I can find the NaN's easily enough with np.isnan()
, but I can't work out how to get the closest value to each NaN.
回答1:
I want to replace each NaN with the closest non-NaN value... there will be no NaN's in the middle of the numbers
The following will do it:
ind = np.where(~np.isnan(a))[0]
first, last = ind[0], ind[-1]
a[:first] = a[first]
a[last + 1:] = a[last]
This is a straight numpy
solution requiring no Python loops, no recursion, no list comprehensions etc.
回答2:
As an alternate solution (this will linearly interpolate for arrays NaN
s in the middle, as well):
import numpy as np
# Generate data...
data = np.random.random(10)
data[:2] = np.nan
data[-1] = np.nan
data[4:6] = np.nan
print data
# Fill in NaN's...
mask = np.isnan(data)
data[mask] = np.interp(np.flatnonzero(mask), np.flatnonzero(~mask), data[~mask])
print data
This yields:
[ nan nan 0.31619306 0.25818765 nan nan
0.27410025 0.23347532 0.02418698 nan]
[ 0.31619306 0.31619306 0.31619306 0.25818765 0.26349185 0.26879605
0.27410025 0.23347532 0.02418698 0.02418698]
回答3:
NaN
s have the interesting property of comparing different from themselves, thus we can quickly find the indexes of the non-nan elements:
idx = np.nonzero(a==a)[0]
it's now easy to replace the nans with the desired value:
for i in range(0, idx[0]):
a[i]=a[idx[0]]
for i in range(idx[-1]+1, a.size)
a[i]=a[idx[-1]]
Finally, we can put this in a function:
import numpy as np
def FixNaNs(arr):
if len(arr.shape)>1:
raise Exception("Only 1D arrays are supported.")
idxs=np.nonzero(arr==arr)[0]
if len(idxs)==0:
return None
ret=arr
for i in range(0, idxs[0]):
ret[i]=ret[idxs[0]]
for i in range(idxs[-1]+1, ret.size):
ret[i]=ret[idxs[-1]]
return ret
edit
Ouch, coming from C++ I always forget about list ranges... @aix's solution is way more elegant and efficient than my C++ish loops, use that instead of mine.
回答4:
A recursive solution!
def replace_leading_NaN(a, offset=0):
if a[offset].isNaN():
new_value = replace_leading_NaN(a, offset + 1)
a[offset] = new_value
return new_value
else:
return a[offset]
def replace_trailing_NaN(a, offset=-1):
if a[offset].isNaN():
new_value = replace_trailing_NaN(a, offset - 1)
a[offset] = new_value
return new_value
else:
return a[offset]
回答5:
I came across the problem and had to find a custom solution for scattered NaNs.
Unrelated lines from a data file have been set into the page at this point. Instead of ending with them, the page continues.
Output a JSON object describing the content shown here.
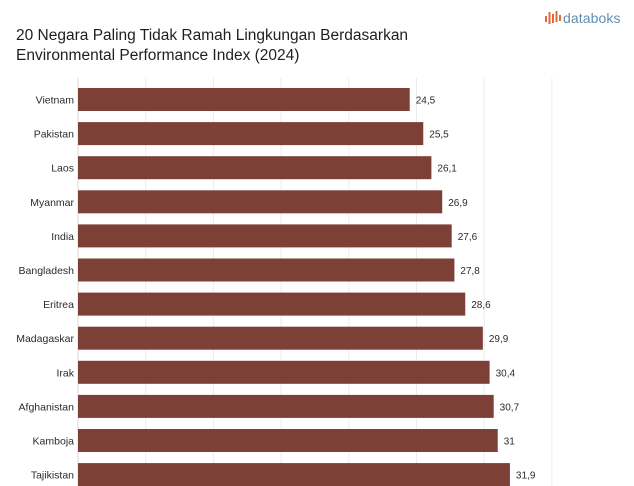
{
  "title_line1": "20 Negara Paling Tidak Ramah Lingkungan Berdasarkan",
  "title_line2": "Environmental Performance Index (2024)",
  "logo": {
    "text": "databoks",
    "icon": "bar-chart-icon",
    "color": "#5e8fb3",
    "icon_color": "#e8663b"
  },
  "chart_data": {
    "type": "bar",
    "orientation": "horizontal",
    "categories": [
      "Vietnam",
      "Pakistan",
      "Laos",
      "Myanmar",
      "India",
      "Bangladesh",
      "Eritrea",
      "Madagaskar",
      "Irak",
      "Afghanistan",
      "Kamboja",
      "Tajikistan"
    ],
    "values": [
      24.5,
      25.5,
      26.1,
      26.9,
      27.6,
      27.8,
      28.6,
      29.9,
      30.4,
      30.7,
      31,
      31.9
    ],
    "value_labels": [
      "24,5",
      "25,5",
      "26,1",
      "26,9",
      "27,6",
      "27,8",
      "28,6",
      "29,9",
      "30,4",
      "30,7",
      "31",
      "31,9"
    ],
    "xlim": [
      0,
      35
    ],
    "bar_color": "#7d4037",
    "grid": true,
    "xlabel": "",
    "ylabel": ""
  }
}
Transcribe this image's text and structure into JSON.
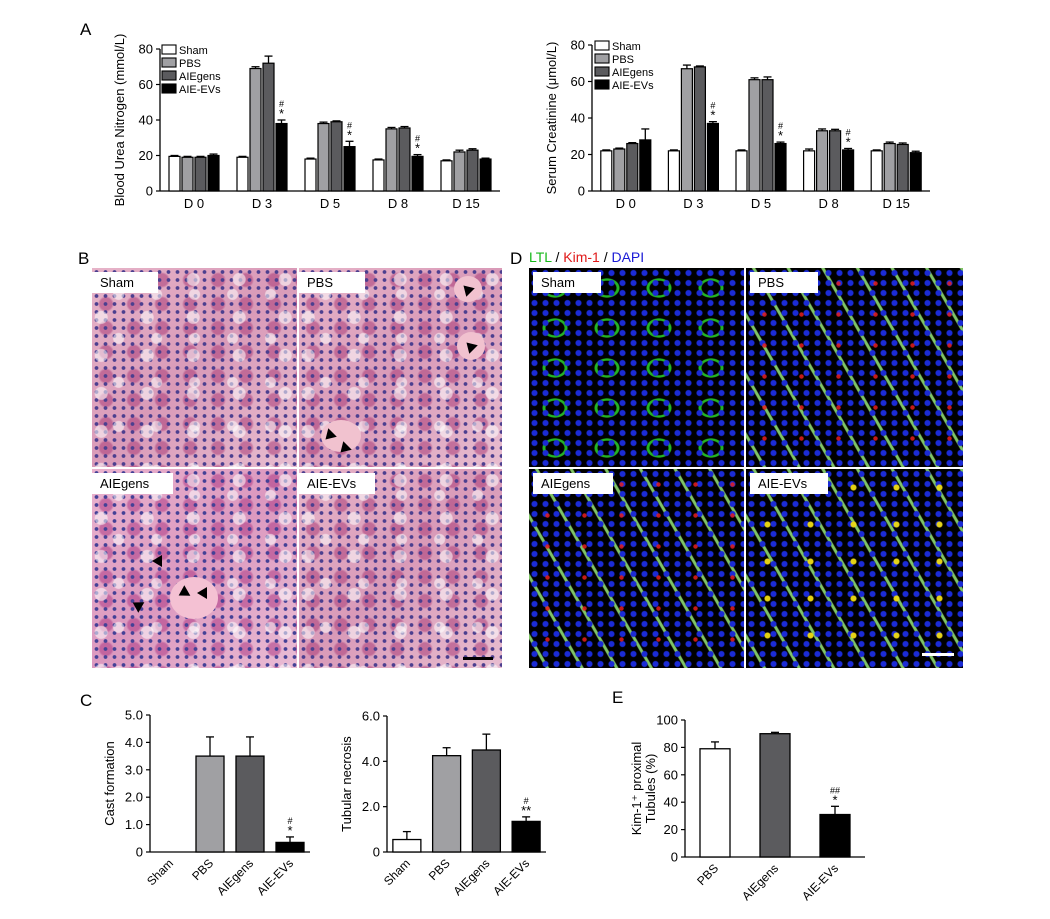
{
  "panels": {
    "A": "A",
    "B": "B",
    "C": "C",
    "D": "D",
    "E": "E"
  },
  "legend": [
    "Sham",
    "PBS",
    "AIEgens",
    "AIE-EVs"
  ],
  "chart_data": [
    {
      "id": "bun",
      "type": "bar",
      "ylabel": "Blood Urea Nitrogen (mmol/L)",
      "ylim": [
        0,
        80
      ],
      "yticks": [
        "0",
        "20",
        "40",
        "60",
        "80"
      ],
      "categories": [
        "D 0",
        "D 3",
        "D 5",
        "D 8",
        "D 15"
      ],
      "series": [
        {
          "name": "Sham",
          "values": [
            19.5,
            19,
            18,
            17.5,
            17
          ],
          "errors": [
            0.5,
            0.5,
            0.5,
            0.5,
            0.5
          ]
        },
        {
          "name": "PBS",
          "values": [
            19,
            69,
            38,
            35,
            22
          ],
          "errors": [
            0.5,
            1,
            0.8,
            0.8,
            1
          ]
        },
        {
          "name": "AIEgens",
          "values": [
            19,
            72,
            39,
            35.5,
            23
          ],
          "errors": [
            0.5,
            4,
            0.5,
            0.8,
            0.8
          ]
        },
        {
          "name": "AIE-EVs",
          "values": [
            20,
            38,
            25,
            19.5,
            18
          ],
          "errors": [
            0.8,
            2,
            3,
            1,
            0.5
          ]
        }
      ],
      "marks": [
        "",
        "#*",
        "#*",
        "#*",
        ""
      ]
    },
    {
      "id": "scr",
      "type": "bar",
      "ylabel": "Serum Creatinine (μmol/L)",
      "ylim": [
        0,
        80
      ],
      "yticks": [
        "0",
        "20",
        "40",
        "60",
        "80"
      ],
      "categories": [
        "D 0",
        "D 3",
        "D 5",
        "D 8",
        "D 15"
      ],
      "series": [
        {
          "name": "Sham",
          "values": [
            22,
            22,
            22,
            22,
            22
          ],
          "errors": [
            0.5,
            0.5,
            0.5,
            1,
            0.5
          ]
        },
        {
          "name": "PBS",
          "values": [
            23,
            67,
            61,
            33,
            26
          ],
          "errors": [
            0.5,
            2,
            1,
            1,
            0.8
          ]
        },
        {
          "name": "AIEgens",
          "values": [
            26,
            68,
            61,
            33,
            25.5
          ],
          "errors": [
            0.5,
            0.5,
            1.5,
            0.8,
            0.8
          ]
        },
        {
          "name": "AIE-EVs",
          "values": [
            28,
            37,
            26,
            22.5,
            21
          ],
          "errors": [
            6,
            1,
            0.8,
            0.8,
            0.8
          ]
        }
      ],
      "marks": [
        "",
        "#*",
        "#*",
        "#*",
        ""
      ]
    },
    {
      "id": "cast",
      "type": "bar",
      "ylabel": "Cast formation",
      "ylim": [
        0,
        5
      ],
      "yticks": [
        "0",
        "1.0",
        "2.0",
        "3.0",
        "4.0",
        "5.0"
      ],
      "categories": [
        "Sham",
        "PBS",
        "AIEgens",
        "AIE-EVs"
      ],
      "values": [
        0,
        3.5,
        3.5,
        0.35
      ],
      "errors": [
        0,
        0.7,
        0.7,
        0.2
      ],
      "marks": [
        "",
        "",
        "",
        "#*"
      ]
    },
    {
      "id": "necrosis",
      "type": "bar",
      "ylabel": "Tubular necrosis",
      "ylim": [
        0,
        6
      ],
      "yticks": [
        "0",
        "2.0",
        "4.0",
        "6.0"
      ],
      "categories": [
        "Sham",
        "PBS",
        "AIEgens",
        "AIE-EVs"
      ],
      "values": [
        0.55,
        4.25,
        4.5,
        1.35
      ],
      "errors": [
        0.35,
        0.35,
        0.7,
        0.2
      ],
      "marks": [
        "",
        "",
        "",
        "#**"
      ]
    },
    {
      "id": "kim",
      "type": "bar",
      "ylabel_line1": "Kim-1⁺ proximal",
      "ylabel_line2": "Tubules (%)",
      "ylim": [
        0,
        100
      ],
      "yticks": [
        "0",
        "20",
        "40",
        "60",
        "80",
        "100"
      ],
      "categories": [
        "PBS",
        "AIEgens",
        "AIE-EVs"
      ],
      "values": [
        79,
        90,
        31
      ],
      "errors": [
        5,
        1,
        6
      ],
      "marks": [
        "",
        "",
        "##*"
      ]
    }
  ],
  "histology": {
    "B_labels": [
      "Sham",
      "PBS",
      "AIEgens",
      "AIE-EVs"
    ],
    "D_title_ltl": "LTL",
    "D_sep1": " / ",
    "D_title_kim": "Kim-1",
    "D_sep2": " / ",
    "D_title_dapi": "DAPI",
    "D_labels": [
      "Sham",
      "PBS",
      "AIEgens",
      "AIE-EVs"
    ],
    "colors": {
      "ltl": "#17b91a",
      "kim": "#e01919",
      "dapi": "#1a1ad6"
    }
  },
  "colors": {
    "sham": "#ffffff",
    "pbs": "#a0a0a3",
    "aiegens": "#5b5b5e",
    "aieevs": "#000000"
  }
}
The function below replaces any NaN by the first number occurrence to the right, if none exists, it replaces it by the first number occurrence to the left. Further manipulation can be done to replace it with the mean of boundary occurrences.
import numpy as np
Data = np.array([np.nan,1.3,np.nan,1.4,np.nan,np.nan])
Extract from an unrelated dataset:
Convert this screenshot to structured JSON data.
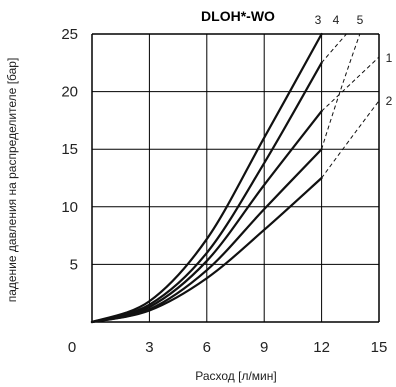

nansIndx = np.where(np.isnan(Data))[0]
isanIndx = np.where(~np.isnan(Data))[0]
for nan in nansIndx:
replacementCandidates = np.where(isanIndx>nan)[0]
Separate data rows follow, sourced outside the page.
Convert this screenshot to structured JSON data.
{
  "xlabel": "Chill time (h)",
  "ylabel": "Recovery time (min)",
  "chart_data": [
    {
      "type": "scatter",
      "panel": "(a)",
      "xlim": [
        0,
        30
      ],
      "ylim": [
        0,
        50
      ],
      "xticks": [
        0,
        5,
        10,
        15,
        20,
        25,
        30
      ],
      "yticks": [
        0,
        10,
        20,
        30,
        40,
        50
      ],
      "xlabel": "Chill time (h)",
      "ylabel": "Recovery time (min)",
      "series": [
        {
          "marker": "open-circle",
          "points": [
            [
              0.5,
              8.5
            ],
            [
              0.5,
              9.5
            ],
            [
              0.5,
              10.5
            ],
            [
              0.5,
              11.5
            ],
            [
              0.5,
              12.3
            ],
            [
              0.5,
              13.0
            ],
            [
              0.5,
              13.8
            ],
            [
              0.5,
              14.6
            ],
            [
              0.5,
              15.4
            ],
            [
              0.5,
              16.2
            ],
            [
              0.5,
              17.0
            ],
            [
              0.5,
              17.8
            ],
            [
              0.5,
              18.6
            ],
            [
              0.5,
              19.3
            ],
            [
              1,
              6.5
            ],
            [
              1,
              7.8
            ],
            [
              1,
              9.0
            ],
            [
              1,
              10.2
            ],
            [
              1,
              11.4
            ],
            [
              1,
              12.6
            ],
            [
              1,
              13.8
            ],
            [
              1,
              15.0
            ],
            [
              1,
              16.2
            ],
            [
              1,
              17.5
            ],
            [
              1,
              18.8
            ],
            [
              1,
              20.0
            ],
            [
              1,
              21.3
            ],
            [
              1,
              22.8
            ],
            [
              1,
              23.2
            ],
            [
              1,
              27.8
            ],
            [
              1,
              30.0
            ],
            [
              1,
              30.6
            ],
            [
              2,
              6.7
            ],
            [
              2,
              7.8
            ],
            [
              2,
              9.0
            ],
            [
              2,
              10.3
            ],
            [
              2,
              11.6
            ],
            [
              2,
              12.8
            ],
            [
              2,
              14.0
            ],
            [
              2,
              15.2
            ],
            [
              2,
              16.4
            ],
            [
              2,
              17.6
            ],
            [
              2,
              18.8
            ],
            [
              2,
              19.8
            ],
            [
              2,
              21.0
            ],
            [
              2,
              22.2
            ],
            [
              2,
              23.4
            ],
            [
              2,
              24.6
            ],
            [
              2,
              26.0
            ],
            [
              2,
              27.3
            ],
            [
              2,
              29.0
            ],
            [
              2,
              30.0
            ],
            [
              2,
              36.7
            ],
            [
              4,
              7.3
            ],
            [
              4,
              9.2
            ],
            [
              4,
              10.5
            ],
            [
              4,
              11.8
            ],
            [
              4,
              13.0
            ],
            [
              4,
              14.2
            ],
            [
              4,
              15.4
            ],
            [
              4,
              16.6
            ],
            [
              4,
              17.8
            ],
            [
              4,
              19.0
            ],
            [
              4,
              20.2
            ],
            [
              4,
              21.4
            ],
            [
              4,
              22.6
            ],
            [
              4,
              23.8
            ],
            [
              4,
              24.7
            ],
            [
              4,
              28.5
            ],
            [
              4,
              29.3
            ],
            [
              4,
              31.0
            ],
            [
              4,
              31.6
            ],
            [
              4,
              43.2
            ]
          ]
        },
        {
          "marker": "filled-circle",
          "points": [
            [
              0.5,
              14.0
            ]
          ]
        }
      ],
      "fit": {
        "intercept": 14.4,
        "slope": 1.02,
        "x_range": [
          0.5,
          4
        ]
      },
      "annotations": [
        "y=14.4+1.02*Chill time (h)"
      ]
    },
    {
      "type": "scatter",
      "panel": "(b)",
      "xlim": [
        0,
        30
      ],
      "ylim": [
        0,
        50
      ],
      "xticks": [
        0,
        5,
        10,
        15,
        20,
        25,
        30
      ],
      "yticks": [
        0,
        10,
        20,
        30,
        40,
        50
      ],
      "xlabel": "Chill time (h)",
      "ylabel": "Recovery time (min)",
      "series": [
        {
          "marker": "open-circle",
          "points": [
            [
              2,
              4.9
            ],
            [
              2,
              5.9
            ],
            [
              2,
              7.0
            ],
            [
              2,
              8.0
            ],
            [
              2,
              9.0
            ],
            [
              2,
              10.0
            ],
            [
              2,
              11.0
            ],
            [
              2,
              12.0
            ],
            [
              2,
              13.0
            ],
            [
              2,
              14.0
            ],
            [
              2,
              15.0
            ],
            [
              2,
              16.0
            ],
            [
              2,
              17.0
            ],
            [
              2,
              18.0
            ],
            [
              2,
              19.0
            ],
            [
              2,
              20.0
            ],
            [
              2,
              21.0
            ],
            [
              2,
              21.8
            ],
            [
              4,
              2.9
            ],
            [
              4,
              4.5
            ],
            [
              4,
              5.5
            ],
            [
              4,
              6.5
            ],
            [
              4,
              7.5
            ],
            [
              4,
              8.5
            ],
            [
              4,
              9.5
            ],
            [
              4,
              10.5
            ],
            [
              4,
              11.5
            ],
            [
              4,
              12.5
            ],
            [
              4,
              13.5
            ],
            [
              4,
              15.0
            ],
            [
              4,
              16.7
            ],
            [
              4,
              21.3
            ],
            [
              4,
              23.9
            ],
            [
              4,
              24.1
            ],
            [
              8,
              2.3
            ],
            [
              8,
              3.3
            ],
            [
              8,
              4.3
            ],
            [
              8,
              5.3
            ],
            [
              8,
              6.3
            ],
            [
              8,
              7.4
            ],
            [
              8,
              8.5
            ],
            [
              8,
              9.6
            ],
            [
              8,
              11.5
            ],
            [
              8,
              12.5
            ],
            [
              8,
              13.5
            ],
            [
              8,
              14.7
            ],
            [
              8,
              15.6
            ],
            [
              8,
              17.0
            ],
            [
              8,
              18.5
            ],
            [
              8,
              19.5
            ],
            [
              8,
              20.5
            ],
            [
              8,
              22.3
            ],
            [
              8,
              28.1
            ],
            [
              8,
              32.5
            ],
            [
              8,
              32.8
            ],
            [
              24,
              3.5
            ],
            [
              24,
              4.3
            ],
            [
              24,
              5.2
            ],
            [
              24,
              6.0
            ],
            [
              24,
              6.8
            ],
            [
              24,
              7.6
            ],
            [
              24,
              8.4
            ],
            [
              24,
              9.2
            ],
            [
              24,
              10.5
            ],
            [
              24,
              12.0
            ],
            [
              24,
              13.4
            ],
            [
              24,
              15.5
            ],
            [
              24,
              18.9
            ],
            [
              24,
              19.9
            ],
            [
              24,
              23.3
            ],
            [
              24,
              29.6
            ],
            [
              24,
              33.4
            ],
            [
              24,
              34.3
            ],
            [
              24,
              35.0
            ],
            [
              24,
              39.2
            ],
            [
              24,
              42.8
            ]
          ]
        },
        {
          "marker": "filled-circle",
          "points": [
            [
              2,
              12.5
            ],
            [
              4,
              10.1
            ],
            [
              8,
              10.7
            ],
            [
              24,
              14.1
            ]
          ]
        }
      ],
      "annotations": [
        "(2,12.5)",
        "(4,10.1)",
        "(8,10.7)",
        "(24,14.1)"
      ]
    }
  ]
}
if replacementCandidates.size != 0:
replacement = Data[isanIndx[replacementCandidates[0]]]
else:
replacement = Data[isanIndx[np.where(isanIndx<nan)[0][-1]]]
Data[nan] = replacement
Result is:
>>> Data
array([ 1.3, 1.3, 1.4, 1.4, 1.4, 1.4])
回答6:
I got something like this
i = [i for i in range(len(a)) if not np.isnan(a[i])]
a = [a[i[0]] if x < i[0] else (a[i[-1]] if x > i[-1] else a[x]) for x in range(len(a))]
It's a bit clunky though given it's split up in two lines with nested inline if's in one of them.
回答7:
Here is a solution using simple python iterators. They are actually more efficient here than numpy.where
, especially with big arrays! See comparison of similar code here.
import numpy as np
a = np.array([np.NAN, np.NAN, np.NAN, 1.44955726, 1.44628034, 1.44409573, 1.4408188, 1.43657094, 1.43171624, 1.42649744, 1.42200684, 1.42117704, 1.42040255, 1.41922908, np.NAN, np.NAN, np.NAN, np.NAN, np.NAN, np.NAN])
mask = np.isfinite(a)
# get first value in list
for i in range(len(mask)):
if mask[i]:
first = i
break
# get last vaue in list
for i in range(len(mask)-1, -1, -1):
if mask[i]:
last = i
break
# fill NaN with near known value on the edges
a = np.copy(a)
a[:first] = a[first]
a[last + 1:] = a[last]
print(a)
Output:
[1.44955726 1.44955726 1.44955726 1.44955726 1.44628034 1.44409573
1.4408188 1.43657094 1.43171624 1.42649744 1.42200684 1.42117704
1.42040255 1.41922908 1.41922908 1.41922908 1.41922908 1.41922908
1.41922908 1.41922908]
It replaces only the first and last NaNs like requested here.